I never told Gerry that hiring her had caused me no end of difficulty. My boss, who was initially really pleased that I took the job, was now furious. She didn't want someone with a disability on staff. She even made a deal about the fact that Gerry would need assistance with toiletting. I pointed out that we had that support available for campers and before I could continue I was told that the assistants should have to provide that service for 'staff'. I tried to make the point that Gerry was a great role model. Imagine the campers seeing someone else with a disability on staff! It was a testiment to the fact that they could work, have a future, have a life and further - have power.

They didn't fire me. Or her. But I knew that the blush had gone off the rose and it was a harder summer for me than it need to have been. A week or so before the end of camp, I told Gerry that she'd done a good job and that I'd hired her partly to be a role model. She was mightily offended. She came to work the next day with the words 'Roll Model' on the back of her chair. We scraped about it for a while and then we both gave up, neither convincing the other. I still thought she was a role model, she still thought that she was a camp counsellor, nothing more.

Perhaps I am old school. I think it's important to have role models. I was excited to learn about Gretchen Josephson, the poet with Down Syndrome, Hikari Oe, the composer with significant intellectual disabilites, Ramond Hu, the artist with Down Syndrome, Virginia Hall the spy with a physical disability - the list is endless.

No, of course I don't think that all people with disabilities need to be inspirational, but it's wonderful that there are some who deserve to be lauded. Every minority has those it honours, why not us, why not ours?

A hero is more than a sandwich.

5 comments:

Penny L. Richards said...

I think the danger comes in knowing too FEW names of people whose lives might resemble yours: if it's always about "FDR and Helen Keller," well...why try? You're not likely to be the President of the US, and Helen Keller's story is also pretty specific to her time, her mind and her personality.

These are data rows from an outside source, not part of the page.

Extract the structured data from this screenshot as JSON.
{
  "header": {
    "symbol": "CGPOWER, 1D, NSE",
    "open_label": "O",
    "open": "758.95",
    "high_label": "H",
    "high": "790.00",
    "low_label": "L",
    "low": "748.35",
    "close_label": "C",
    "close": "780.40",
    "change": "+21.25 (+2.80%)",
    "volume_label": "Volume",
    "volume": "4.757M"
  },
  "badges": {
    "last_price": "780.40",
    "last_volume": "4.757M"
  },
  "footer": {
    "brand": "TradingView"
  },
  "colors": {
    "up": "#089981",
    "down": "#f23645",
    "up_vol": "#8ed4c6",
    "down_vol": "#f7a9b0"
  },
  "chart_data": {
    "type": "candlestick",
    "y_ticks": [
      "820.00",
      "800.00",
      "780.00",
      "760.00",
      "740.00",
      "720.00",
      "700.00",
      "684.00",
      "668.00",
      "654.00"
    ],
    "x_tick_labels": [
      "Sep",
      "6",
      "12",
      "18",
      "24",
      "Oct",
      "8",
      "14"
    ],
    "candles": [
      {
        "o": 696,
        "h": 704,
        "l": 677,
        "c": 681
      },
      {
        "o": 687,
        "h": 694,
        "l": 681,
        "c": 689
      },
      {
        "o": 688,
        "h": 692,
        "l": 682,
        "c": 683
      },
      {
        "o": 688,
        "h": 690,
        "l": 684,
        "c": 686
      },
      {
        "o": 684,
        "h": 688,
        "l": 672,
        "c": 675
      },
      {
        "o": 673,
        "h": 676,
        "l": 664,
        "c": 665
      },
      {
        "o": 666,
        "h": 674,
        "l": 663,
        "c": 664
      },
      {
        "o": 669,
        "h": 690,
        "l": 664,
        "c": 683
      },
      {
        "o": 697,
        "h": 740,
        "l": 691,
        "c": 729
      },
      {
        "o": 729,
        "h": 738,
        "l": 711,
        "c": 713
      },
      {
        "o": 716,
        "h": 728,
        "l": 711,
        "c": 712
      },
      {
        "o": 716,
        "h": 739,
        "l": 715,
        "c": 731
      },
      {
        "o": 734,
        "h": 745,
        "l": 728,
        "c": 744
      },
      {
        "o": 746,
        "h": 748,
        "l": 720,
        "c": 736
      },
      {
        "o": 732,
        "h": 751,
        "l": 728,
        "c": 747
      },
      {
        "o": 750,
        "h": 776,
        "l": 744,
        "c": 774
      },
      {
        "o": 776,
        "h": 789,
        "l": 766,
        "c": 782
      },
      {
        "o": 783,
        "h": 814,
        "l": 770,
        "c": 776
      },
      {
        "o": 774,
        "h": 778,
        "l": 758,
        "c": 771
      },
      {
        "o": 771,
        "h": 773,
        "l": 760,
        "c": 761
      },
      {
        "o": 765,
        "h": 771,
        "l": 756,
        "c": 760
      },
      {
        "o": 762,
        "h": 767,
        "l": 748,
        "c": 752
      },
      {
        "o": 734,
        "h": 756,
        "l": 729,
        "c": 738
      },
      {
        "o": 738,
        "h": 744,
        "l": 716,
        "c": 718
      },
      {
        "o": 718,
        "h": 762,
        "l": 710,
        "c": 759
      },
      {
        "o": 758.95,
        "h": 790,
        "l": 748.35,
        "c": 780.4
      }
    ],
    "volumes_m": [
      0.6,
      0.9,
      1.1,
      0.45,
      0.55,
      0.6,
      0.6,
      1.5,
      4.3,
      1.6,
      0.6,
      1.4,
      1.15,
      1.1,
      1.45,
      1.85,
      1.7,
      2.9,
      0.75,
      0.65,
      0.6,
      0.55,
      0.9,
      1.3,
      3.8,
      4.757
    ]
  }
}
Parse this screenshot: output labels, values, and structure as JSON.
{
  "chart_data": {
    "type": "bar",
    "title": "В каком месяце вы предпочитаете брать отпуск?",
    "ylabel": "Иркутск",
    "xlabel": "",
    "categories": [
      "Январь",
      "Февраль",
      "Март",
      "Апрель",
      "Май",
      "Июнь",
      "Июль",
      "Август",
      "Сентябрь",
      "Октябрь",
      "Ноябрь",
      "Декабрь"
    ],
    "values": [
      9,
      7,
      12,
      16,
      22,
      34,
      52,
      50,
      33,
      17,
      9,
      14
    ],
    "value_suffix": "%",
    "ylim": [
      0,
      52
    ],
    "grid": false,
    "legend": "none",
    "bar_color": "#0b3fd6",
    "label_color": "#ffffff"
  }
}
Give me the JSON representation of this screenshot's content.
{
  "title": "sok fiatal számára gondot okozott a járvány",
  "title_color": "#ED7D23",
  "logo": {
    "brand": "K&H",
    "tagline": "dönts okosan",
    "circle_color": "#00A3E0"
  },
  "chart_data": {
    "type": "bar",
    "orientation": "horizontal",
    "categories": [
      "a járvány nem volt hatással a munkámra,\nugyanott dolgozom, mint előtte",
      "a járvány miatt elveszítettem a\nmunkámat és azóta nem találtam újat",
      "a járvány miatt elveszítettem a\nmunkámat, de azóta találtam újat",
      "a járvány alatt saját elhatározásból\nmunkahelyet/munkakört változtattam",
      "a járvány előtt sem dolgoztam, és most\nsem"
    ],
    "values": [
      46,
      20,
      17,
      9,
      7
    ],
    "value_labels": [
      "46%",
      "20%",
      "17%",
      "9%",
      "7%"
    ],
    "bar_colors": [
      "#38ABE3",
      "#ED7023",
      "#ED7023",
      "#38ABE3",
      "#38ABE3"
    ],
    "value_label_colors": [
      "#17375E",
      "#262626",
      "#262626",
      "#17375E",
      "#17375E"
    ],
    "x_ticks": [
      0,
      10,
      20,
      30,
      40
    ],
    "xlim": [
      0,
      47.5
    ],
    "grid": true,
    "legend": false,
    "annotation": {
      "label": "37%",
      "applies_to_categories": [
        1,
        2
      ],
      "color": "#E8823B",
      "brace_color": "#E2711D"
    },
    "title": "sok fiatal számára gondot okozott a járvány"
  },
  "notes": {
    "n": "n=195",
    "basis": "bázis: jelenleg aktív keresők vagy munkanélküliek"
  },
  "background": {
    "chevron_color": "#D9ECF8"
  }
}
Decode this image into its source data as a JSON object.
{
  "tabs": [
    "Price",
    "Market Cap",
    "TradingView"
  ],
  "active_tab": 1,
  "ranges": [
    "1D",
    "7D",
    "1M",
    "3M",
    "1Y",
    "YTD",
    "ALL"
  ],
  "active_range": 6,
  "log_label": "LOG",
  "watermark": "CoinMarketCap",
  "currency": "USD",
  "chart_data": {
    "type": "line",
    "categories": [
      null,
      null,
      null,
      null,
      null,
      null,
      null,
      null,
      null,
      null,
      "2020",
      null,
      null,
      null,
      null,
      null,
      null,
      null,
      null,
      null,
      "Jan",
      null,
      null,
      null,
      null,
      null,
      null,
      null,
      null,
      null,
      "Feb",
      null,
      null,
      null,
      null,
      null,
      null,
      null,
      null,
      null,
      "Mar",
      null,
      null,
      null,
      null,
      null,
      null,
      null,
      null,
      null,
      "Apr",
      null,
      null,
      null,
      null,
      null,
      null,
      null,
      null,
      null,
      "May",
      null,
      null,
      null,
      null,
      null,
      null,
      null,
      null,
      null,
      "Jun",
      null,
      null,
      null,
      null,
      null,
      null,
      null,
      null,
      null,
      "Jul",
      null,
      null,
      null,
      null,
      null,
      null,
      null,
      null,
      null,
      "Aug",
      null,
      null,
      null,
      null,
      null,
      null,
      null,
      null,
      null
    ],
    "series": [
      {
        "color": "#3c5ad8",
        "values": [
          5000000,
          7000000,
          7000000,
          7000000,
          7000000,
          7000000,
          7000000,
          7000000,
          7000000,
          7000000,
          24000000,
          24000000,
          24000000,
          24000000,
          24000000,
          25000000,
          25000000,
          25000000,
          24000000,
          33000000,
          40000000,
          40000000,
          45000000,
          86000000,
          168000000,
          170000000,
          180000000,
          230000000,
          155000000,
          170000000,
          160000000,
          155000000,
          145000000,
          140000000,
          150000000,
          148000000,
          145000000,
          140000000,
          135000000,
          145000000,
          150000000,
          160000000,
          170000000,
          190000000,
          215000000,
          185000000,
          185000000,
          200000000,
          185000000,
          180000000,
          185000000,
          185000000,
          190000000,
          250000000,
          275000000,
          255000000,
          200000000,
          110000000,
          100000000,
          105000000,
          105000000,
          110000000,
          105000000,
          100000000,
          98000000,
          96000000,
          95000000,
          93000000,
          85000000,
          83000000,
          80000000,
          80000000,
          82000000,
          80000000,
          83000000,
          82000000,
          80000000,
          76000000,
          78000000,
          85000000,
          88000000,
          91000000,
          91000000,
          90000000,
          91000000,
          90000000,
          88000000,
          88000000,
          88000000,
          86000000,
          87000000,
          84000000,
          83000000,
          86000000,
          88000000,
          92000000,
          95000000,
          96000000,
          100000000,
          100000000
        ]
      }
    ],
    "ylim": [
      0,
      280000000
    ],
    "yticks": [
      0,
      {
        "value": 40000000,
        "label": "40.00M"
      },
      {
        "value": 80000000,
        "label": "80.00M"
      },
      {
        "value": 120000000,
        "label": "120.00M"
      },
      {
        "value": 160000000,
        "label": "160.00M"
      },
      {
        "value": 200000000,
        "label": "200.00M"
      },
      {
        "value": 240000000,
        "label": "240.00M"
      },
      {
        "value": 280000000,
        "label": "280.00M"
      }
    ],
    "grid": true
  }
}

But if a kid can access the names and stories of dozens, scores, heck, HUNDREDS of disabled people in history and contemporary public life, the names of writers and artists and engineers and political leaders and athletes and scholars and.... whatever. All cultures, all places, all times. That's when a kid can see possibilities closer to his or her own hopes, and really choose a "role model," instead of having one assigned by default.

Ann said...

Hmm.

Would you have hired her if she hadn't been disabled? Did you hire her for herself regardless of her disability, or her disability regardless of herself? The former is the goal. The latter is condescending and offensive.

Stephanie said...

Amen! Nuff said!

Natalia said...

not sure if i agree with you or her. (A)maybe all persons are potential role models, whether we like it or not, which is kinda scary to consider. (B)being told you are a role model is all kinds of nervous-making. even professional sports people have been heard to say they resent having to be one. (C)seeing how other people with the *same* difficulties have handled life can be useful, but on the other hand, what's to say a person with CP couldn't learn useful life skills from an autistic person, or vice versa?! just for example. so maybe having some disability was more important than having the same one as the kids. not sure if this applies to the topic or not, though.

Assistive technology said...

This is a sticky situation. I think you're both right, to some degree. It's true that having difficulty with something and then seeing someone with a similar difficulty doing well is very inspiring, especially at the game of life. The same with seeing those who you feel are worse off. However, I don't think she wanted to feel that her having cerebral palsy was responsible for her getting the job.

But everyone is a role model in some way.